In two recent incidents, dynamically positioned drillships lost functional thrusters due to an electrical disturbance when attempting to reconnect a faulty thruster after maintenance. When the thruster was reconnected it was not electrically isolated from other thrusters and the thrusters did not "ride through" the disturbance causing loss of thrust. During these incidents the drillship crews were unable to restore all functional thrusters and as a consequence these drillships lost position and had to initiate the emergency disconnect sequence (EDS).
In another incident a dynamically positioned drillship encountered severe weather with high, shifting winds that caused it to lose position and initiate the EDS. Despite receiving a weather alert for severe thunderstorms and high winds well before this incident, only half of the available diesel generators were on line when the storm hit and the DP Operator (DPO) ordered a significant heading change with a high rate of turn when the drillship began to lose position. The drillship was unable to achieve the ordered heading or bring all generators online before it lost position and had to initiate the EDS.
Based on these incidents, the U.S. Coast Guard recommends that owners and operators of dynamically positioned MODUs operating on the U.S. Outer Continental Shelf:
Include appropriate material on preventing these incidents in training programs for DPOs and other key DP personnel.
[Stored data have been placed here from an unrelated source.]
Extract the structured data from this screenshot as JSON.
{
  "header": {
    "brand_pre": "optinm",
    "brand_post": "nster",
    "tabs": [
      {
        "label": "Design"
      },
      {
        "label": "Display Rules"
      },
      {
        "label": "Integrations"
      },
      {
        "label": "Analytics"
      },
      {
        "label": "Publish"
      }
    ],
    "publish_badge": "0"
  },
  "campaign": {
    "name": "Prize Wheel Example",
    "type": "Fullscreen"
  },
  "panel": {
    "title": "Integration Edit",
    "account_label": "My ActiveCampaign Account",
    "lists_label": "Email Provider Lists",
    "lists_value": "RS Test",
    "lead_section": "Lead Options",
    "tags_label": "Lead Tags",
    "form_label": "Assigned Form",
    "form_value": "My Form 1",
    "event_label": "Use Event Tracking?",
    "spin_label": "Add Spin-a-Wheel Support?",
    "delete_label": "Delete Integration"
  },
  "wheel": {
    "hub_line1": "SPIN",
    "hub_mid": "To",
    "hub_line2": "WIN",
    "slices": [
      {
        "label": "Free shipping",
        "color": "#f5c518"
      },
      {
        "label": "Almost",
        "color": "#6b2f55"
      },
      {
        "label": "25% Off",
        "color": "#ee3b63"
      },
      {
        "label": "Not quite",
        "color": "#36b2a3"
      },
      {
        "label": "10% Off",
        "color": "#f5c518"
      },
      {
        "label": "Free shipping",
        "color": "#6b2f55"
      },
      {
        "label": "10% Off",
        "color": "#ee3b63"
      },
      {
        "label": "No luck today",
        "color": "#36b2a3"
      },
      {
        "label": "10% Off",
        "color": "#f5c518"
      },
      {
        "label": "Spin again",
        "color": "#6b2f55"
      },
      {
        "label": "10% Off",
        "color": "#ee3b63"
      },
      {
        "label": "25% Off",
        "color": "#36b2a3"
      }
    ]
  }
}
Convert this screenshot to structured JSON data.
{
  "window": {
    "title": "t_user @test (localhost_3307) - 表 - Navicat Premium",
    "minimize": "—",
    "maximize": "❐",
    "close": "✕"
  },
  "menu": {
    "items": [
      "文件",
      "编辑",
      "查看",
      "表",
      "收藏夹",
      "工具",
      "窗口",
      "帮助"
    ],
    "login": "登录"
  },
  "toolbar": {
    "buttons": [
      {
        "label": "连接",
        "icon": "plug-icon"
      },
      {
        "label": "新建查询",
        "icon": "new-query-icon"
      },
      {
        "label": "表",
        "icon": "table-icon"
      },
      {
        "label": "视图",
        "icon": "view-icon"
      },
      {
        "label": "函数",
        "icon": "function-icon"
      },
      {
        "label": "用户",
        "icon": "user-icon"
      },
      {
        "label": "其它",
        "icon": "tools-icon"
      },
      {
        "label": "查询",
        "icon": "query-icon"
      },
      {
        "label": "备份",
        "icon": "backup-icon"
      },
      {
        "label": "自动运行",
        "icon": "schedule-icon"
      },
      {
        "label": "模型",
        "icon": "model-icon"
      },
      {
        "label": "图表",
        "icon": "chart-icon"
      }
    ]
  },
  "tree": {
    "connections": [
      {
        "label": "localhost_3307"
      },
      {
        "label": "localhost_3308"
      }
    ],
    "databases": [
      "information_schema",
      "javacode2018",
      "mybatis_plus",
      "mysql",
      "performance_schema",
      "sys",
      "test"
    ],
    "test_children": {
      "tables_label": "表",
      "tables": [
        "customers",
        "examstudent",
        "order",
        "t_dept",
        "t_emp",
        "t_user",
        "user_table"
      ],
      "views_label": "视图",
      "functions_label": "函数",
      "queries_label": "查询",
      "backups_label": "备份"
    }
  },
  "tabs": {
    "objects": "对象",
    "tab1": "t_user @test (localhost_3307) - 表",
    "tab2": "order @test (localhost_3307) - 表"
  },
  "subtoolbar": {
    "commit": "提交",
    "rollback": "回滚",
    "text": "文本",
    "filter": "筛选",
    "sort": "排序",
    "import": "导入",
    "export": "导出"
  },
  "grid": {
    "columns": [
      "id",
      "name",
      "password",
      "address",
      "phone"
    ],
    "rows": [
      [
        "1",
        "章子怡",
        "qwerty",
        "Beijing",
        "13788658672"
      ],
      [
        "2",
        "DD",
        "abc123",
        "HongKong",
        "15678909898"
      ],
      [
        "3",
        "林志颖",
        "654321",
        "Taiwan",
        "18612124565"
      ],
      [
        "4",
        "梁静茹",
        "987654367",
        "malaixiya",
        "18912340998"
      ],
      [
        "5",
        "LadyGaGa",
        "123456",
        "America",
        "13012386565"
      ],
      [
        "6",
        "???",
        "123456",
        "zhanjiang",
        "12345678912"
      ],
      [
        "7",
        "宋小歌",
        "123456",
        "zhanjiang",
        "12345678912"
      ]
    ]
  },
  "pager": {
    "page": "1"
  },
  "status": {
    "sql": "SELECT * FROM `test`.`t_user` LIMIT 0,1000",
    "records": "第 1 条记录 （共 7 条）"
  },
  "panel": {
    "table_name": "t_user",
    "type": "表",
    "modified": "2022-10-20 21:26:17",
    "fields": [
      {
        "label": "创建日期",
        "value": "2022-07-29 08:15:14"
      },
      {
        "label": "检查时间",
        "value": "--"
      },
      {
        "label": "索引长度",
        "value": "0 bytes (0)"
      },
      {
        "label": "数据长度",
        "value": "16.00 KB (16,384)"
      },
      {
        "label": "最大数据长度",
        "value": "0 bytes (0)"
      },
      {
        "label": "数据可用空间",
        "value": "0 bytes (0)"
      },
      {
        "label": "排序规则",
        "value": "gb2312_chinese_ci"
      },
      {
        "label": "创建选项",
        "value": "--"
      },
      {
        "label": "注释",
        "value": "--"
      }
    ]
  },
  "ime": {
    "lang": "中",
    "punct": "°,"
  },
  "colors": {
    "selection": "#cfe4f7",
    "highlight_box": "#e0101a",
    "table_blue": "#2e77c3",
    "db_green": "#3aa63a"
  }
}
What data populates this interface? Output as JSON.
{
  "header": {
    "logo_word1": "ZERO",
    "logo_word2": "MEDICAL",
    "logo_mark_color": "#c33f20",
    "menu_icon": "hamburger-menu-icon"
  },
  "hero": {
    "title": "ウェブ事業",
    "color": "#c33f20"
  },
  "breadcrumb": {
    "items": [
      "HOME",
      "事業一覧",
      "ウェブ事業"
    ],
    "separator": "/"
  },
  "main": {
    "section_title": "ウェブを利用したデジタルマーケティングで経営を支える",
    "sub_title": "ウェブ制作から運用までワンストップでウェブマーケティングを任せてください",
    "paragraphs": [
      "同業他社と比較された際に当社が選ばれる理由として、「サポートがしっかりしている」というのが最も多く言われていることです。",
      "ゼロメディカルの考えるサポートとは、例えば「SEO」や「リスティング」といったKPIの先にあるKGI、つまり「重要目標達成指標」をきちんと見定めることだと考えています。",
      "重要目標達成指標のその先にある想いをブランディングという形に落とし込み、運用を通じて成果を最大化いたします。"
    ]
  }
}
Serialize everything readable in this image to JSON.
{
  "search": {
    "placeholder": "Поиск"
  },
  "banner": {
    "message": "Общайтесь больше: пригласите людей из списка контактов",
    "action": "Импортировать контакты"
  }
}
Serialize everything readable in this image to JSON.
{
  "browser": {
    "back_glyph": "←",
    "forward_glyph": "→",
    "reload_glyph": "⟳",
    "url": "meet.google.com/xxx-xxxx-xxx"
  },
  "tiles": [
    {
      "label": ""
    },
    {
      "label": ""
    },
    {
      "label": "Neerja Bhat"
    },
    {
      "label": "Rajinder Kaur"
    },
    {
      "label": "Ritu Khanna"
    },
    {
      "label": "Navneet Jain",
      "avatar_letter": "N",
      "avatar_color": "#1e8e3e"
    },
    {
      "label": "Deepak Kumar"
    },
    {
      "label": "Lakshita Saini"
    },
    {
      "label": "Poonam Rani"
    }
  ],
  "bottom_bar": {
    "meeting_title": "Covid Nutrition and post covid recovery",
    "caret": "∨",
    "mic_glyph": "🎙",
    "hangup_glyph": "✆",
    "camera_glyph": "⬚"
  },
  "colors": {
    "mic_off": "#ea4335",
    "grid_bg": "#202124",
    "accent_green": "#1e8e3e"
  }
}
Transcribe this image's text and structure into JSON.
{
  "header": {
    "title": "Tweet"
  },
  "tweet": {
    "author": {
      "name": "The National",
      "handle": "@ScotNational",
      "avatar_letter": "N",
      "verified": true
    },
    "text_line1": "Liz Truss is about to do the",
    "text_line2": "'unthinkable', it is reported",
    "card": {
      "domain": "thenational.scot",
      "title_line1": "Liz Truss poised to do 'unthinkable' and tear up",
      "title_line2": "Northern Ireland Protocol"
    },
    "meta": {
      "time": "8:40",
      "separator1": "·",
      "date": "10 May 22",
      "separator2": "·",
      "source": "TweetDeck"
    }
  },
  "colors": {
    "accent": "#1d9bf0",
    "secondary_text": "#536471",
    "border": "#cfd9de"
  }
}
Training programs should maximize use of DP simulators to gain proficiency in maintaining heading (dynamically positioned drillships) and ensuring equipment is ready ahead of severe weather, ensuring communications with the drill floor (e.g. use of "blue advisory"/risk assessment) and re-establishing thrust in emergency situations. (See Marine Technology Society (MTS) MODU Operations Guidance Section 4.13 and IMCA M 117 Rev.1 Appendix 4).
Develop and implement a Critical Activity Mode of Operation (CAMO) and a Well Specific Operating Guideline per MTS, "DP Operations Guidance" to ensure that the most reliable DP system configuration is used during critical activities. Develop and utilize a CAMO for any activity you or your lessee identifies as critical. When developing a CAMO, consider requiring open bus operation during critical activities to prevent a worst case failure with a potential for zero thrust in excess of your drift off time to the Point of Disconnect (See MTS DP MODU Operations Guidance Section 4.8 and Appendix C "Example of a CAMO", "Power Distribution").
It may be possible to make a common power system fully fault tolerant in respect of single failure criteria for DP Class 2 and DP Class 3. However, in such designs fault tolerance depends on a very comprehensive range of protective functions and on many items of equipment being able to perform to capacity. Operating the power plant as two or more independent power systems reduces dependence on protective functions and vulnerability to hidden failures. It does not remove all common points between redundant systems. The potential to lose one part of the system is higher but the potential to lose the complete system is reduced (See MTS "DP Vessel Design Philosophy Guidelines" Section 10.8).
Perform testing aboard MODUs to ensure functional thruster drives will ride-through a system disturbance. This testing should indicate how the system will react during a significant bus disturbance such as a short circuit on the main switchboard. Where ride-through capability is an essential part of the DP redundancy concept it should be proven by live short circuit and ground fault testing per Section 9.2.5 of the MTS "DP Vessel Design Philosophy Guidelines". This testing should be incorporated into the vessel DP Proving Trial (five-year).
Perform regular thermal imaging surveys of DP system electrical equipment (e.g., switchgear, drives, motor controllers, etc.) as part of a preventative maintenance program to provide early detection of faulty or loose connections.